ドラマーIN US#17 穴の空いた白いマフラー

矢野アヤ

穴の空いた白いマフラー

 虫に食われて穴あきだらけのマフラーがある。

 数回しか使っていない、真っ白なカシミアのマフラー。28年前の、夫からのクリスマスギフト。とっておきの時にと仕舞っていた。

 やんちゃ坊主を追いかける毎日になると、白いものは身につけなくなった。その後カリフォルニアに引っ越し、マフラーの必要のない生活に。そしてある時気がつくと、虫食いだらけになっていた。

 夫は毎年の誕生日やバレンタインデーには、バラの花束を贈ってくれる。が、ここに至るまでの道のりは長かった。 

 中学生の頃にミュージシャンになると決めた時から、彼は音の世界の住人だ。
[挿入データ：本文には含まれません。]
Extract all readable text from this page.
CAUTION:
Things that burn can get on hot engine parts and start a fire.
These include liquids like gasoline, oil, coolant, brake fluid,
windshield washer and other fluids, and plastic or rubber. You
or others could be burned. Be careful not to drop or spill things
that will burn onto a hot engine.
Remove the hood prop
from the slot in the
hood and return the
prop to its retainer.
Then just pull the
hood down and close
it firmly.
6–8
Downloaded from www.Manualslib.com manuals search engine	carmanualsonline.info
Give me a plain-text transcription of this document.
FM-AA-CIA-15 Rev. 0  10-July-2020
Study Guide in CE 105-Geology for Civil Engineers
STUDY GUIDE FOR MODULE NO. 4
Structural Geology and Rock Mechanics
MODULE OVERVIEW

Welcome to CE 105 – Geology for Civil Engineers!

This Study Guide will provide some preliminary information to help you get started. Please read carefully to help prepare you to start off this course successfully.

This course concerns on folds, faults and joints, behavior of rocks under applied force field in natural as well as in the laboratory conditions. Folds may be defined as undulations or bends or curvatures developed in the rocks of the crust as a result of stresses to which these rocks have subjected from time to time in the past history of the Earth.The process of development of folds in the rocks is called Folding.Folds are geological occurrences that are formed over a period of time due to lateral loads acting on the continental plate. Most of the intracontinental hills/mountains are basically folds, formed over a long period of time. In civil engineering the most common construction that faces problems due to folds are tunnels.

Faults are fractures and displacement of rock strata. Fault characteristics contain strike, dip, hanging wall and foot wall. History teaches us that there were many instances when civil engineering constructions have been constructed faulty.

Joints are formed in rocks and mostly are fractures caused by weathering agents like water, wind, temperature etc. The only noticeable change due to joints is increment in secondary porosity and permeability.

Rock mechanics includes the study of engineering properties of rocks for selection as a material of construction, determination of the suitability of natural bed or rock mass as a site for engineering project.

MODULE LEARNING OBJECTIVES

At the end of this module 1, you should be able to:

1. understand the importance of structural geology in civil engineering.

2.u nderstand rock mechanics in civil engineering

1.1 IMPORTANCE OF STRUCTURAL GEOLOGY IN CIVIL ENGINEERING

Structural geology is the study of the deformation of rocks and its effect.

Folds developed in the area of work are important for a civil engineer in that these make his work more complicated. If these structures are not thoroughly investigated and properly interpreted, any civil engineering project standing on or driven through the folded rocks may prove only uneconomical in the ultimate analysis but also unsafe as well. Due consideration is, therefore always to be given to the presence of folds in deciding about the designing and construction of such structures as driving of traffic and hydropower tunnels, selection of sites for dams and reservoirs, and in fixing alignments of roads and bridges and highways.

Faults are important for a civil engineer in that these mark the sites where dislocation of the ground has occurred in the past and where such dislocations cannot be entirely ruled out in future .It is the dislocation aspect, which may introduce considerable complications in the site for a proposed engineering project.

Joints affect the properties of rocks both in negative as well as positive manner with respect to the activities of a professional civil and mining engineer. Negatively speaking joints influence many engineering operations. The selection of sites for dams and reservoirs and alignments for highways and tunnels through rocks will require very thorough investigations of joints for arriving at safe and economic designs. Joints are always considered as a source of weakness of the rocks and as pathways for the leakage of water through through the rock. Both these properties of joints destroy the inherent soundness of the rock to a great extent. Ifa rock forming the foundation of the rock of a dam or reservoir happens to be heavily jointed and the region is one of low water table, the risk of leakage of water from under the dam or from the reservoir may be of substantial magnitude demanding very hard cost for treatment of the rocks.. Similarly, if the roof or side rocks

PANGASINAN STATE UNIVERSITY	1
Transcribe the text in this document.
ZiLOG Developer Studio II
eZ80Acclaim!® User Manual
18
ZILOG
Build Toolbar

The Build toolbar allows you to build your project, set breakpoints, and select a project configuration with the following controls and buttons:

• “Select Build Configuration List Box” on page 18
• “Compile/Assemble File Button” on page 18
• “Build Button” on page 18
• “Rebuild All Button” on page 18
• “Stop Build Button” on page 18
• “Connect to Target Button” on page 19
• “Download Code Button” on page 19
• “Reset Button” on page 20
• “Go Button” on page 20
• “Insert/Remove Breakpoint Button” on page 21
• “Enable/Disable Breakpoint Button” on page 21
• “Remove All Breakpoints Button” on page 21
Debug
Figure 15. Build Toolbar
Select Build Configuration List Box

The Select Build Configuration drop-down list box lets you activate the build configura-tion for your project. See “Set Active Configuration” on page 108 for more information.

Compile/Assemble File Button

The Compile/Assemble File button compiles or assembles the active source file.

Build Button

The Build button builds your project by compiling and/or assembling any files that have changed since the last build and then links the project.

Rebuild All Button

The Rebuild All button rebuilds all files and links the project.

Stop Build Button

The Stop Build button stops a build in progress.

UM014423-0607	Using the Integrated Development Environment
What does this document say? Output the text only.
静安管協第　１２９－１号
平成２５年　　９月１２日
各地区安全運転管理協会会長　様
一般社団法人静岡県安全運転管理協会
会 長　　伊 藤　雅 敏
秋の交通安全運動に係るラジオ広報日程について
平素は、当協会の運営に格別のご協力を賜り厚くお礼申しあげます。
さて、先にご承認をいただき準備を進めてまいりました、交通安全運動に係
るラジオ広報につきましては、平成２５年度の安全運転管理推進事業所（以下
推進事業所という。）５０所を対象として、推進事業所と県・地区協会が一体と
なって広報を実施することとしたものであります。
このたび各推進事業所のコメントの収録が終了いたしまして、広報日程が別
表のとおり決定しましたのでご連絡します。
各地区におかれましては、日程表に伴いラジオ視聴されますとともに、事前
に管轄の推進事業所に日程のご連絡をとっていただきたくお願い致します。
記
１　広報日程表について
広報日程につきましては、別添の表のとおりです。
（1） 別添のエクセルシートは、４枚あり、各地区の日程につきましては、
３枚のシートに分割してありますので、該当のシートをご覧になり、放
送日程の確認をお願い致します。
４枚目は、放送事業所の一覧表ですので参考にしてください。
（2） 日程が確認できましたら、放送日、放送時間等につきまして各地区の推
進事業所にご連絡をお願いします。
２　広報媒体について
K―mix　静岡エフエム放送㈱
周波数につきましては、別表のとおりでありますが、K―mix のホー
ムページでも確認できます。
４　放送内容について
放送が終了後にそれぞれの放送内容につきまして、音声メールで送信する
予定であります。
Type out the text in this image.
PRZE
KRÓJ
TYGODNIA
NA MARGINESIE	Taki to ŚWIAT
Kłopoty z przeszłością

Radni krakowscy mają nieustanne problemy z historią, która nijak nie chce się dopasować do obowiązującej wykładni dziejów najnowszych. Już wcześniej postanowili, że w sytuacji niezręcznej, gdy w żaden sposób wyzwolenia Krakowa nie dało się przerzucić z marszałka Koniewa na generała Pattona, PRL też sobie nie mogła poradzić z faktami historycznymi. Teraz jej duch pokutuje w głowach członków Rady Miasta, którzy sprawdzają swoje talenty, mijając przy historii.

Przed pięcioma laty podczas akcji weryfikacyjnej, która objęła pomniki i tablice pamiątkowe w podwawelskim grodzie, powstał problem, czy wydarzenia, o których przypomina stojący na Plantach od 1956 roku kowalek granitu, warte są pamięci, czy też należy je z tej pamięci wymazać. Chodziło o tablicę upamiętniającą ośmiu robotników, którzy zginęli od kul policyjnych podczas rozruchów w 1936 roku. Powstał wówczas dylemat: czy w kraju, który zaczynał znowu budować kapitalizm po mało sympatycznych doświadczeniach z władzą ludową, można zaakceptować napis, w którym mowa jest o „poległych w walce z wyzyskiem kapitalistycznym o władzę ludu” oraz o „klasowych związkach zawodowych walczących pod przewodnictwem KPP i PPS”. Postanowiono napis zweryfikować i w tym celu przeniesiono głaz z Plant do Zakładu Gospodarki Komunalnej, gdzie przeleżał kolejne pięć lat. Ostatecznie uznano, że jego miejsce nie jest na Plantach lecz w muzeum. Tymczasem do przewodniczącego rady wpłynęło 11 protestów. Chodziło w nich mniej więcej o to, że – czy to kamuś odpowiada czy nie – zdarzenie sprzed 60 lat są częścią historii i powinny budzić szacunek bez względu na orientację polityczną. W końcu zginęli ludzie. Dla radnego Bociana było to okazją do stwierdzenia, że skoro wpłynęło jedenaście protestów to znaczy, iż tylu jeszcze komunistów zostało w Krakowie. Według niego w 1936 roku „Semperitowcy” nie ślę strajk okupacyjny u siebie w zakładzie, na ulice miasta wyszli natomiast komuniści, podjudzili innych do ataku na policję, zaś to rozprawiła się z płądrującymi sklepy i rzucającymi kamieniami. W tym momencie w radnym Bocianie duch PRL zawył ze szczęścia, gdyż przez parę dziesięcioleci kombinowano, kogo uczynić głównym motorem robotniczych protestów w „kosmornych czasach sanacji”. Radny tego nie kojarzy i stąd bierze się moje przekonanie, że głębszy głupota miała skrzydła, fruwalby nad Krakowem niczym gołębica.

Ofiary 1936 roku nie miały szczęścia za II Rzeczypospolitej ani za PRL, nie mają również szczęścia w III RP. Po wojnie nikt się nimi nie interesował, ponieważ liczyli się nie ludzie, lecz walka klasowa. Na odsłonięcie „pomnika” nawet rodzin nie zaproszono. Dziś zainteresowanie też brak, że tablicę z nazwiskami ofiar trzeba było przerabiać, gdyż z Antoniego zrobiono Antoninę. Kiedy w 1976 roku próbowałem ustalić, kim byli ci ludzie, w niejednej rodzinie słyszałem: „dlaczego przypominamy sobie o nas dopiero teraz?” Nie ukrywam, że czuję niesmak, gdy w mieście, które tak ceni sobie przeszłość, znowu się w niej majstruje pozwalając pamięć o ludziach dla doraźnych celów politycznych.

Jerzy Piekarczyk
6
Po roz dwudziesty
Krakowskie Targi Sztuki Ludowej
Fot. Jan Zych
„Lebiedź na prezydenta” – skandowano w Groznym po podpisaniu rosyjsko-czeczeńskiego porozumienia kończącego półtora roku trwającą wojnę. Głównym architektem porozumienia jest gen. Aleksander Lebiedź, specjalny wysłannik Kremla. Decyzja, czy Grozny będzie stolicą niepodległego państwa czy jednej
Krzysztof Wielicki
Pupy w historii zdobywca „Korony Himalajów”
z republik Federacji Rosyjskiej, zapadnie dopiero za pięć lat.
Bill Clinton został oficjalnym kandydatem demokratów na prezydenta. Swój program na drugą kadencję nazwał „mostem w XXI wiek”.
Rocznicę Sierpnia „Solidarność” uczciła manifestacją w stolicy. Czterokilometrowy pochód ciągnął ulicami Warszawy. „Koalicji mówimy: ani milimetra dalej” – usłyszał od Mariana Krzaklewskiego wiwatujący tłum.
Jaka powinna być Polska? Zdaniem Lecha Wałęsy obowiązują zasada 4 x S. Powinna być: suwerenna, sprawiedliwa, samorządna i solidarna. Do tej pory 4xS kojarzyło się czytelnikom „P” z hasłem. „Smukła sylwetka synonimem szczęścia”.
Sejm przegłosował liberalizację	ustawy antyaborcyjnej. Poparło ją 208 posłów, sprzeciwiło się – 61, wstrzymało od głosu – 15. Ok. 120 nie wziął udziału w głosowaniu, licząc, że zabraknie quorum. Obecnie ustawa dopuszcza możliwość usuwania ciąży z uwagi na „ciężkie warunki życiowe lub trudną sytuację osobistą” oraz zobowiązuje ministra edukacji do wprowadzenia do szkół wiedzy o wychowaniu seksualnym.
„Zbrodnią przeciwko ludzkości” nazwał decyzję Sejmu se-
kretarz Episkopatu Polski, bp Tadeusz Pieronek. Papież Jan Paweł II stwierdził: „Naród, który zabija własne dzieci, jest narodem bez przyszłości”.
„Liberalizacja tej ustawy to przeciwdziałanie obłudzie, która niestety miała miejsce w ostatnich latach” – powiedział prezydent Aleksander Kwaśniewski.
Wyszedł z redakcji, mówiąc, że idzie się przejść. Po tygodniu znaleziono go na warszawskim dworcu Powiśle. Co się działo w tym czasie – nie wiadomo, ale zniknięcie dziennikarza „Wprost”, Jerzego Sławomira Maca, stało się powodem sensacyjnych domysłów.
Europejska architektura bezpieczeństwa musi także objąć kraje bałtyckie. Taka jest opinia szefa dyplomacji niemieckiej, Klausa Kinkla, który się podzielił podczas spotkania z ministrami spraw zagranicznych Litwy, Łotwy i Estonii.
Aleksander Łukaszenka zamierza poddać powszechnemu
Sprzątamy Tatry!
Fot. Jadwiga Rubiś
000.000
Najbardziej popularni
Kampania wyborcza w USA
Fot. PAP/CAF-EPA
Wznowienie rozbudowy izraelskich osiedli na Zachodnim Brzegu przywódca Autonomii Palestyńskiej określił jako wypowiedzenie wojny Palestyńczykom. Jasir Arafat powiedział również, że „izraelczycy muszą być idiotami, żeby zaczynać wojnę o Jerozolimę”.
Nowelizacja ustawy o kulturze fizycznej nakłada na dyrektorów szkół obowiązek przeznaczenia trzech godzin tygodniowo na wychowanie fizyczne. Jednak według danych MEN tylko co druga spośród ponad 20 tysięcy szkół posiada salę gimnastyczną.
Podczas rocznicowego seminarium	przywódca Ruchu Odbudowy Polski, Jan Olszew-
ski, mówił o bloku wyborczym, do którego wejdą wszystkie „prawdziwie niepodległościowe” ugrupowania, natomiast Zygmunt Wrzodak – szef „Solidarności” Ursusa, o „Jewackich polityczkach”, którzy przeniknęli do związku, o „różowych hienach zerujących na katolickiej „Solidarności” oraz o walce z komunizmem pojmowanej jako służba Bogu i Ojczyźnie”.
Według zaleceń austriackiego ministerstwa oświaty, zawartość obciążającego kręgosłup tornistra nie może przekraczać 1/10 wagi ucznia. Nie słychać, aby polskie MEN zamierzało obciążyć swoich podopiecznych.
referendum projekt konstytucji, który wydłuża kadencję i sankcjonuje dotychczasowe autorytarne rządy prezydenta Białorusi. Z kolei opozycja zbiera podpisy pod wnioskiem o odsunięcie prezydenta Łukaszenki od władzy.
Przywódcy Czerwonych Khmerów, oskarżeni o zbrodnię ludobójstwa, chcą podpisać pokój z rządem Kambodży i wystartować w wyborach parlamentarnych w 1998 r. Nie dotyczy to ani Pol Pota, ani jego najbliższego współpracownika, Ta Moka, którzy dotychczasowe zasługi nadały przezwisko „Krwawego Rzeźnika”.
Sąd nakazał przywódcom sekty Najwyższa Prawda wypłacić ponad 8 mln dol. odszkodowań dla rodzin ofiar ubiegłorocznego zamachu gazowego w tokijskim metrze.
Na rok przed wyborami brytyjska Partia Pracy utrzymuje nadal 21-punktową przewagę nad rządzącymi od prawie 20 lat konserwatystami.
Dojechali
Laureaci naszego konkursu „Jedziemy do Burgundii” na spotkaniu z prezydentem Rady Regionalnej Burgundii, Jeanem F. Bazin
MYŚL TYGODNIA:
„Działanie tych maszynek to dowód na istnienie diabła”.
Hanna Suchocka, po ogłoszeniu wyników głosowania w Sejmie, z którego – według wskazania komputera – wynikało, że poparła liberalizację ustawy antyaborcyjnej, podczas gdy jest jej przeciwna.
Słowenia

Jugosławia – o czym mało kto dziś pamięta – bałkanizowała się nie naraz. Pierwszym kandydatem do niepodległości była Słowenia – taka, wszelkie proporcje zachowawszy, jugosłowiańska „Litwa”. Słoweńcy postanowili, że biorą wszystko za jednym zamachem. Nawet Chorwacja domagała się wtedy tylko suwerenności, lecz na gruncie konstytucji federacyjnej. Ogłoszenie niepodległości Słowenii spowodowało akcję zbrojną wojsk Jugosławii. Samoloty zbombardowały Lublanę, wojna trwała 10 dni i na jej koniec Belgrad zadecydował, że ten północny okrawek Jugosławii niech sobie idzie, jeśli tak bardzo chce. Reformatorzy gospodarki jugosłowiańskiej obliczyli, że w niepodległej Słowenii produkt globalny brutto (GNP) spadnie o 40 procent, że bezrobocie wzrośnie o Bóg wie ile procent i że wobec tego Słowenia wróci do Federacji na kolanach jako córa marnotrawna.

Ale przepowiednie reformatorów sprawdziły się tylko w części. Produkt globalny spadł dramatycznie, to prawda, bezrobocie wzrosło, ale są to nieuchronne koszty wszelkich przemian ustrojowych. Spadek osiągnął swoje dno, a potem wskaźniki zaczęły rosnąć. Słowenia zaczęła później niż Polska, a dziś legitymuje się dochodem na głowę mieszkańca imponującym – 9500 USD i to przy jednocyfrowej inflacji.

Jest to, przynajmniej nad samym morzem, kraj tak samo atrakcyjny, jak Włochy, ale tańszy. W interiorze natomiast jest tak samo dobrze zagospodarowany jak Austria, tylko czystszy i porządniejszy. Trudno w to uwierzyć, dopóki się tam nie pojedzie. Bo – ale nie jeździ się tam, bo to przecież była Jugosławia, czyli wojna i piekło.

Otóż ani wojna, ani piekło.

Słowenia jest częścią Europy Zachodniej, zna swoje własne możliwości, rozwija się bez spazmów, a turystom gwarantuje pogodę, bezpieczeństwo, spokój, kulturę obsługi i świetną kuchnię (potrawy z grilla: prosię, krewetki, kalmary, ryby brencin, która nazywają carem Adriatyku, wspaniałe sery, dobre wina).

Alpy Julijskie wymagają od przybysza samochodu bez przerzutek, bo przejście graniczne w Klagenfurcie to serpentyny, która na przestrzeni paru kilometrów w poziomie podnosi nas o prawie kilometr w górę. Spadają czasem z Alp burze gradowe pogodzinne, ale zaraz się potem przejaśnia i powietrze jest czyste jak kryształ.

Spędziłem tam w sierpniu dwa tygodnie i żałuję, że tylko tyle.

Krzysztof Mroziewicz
私とも世間とも別世界に住んでいる。そこには記念日はないらしかった。私は干渉されない自由が良かった。が、女性とは(私が?)我儘な生き物だ。干渉も束縛も嫌だけど、たまには注目もされたい。「友達の旦那さんは結婚記念日には花束を買ってくるんだって」、「○○は誕生日プレゼントに●●を貰ったんだって」と匂わすが、そんなことで何かを察する男ではない。ある時何かをきっかけに私の不満が爆発した。「たまに花でも買って来るとか、サプライズのプレゼントをするとかしてくれてもいいんじゃない!」

 それからしばらくしたころ、帰るなり、小さな花束を嬉しそうに差し出された。この花束どこかで見たことあるような、、、菊など入って地味だし。

「あ、これ、駅前の果物屋の店先に置いてる、お供え用の花じゃない!?」


 その年のクリスマスに彼は、白いカシミヤのマフラーを贈ってくれた。初めて一人でデパートに行き、店員さんに何度も念を押して、クリスマスにふさわしいと太鼓判を押されて買ったと、長々と奮闘ぶりを話してくれた。

 穴が開いても捨てられない思い出のマフラーは、今も我が家を暖めてくれている。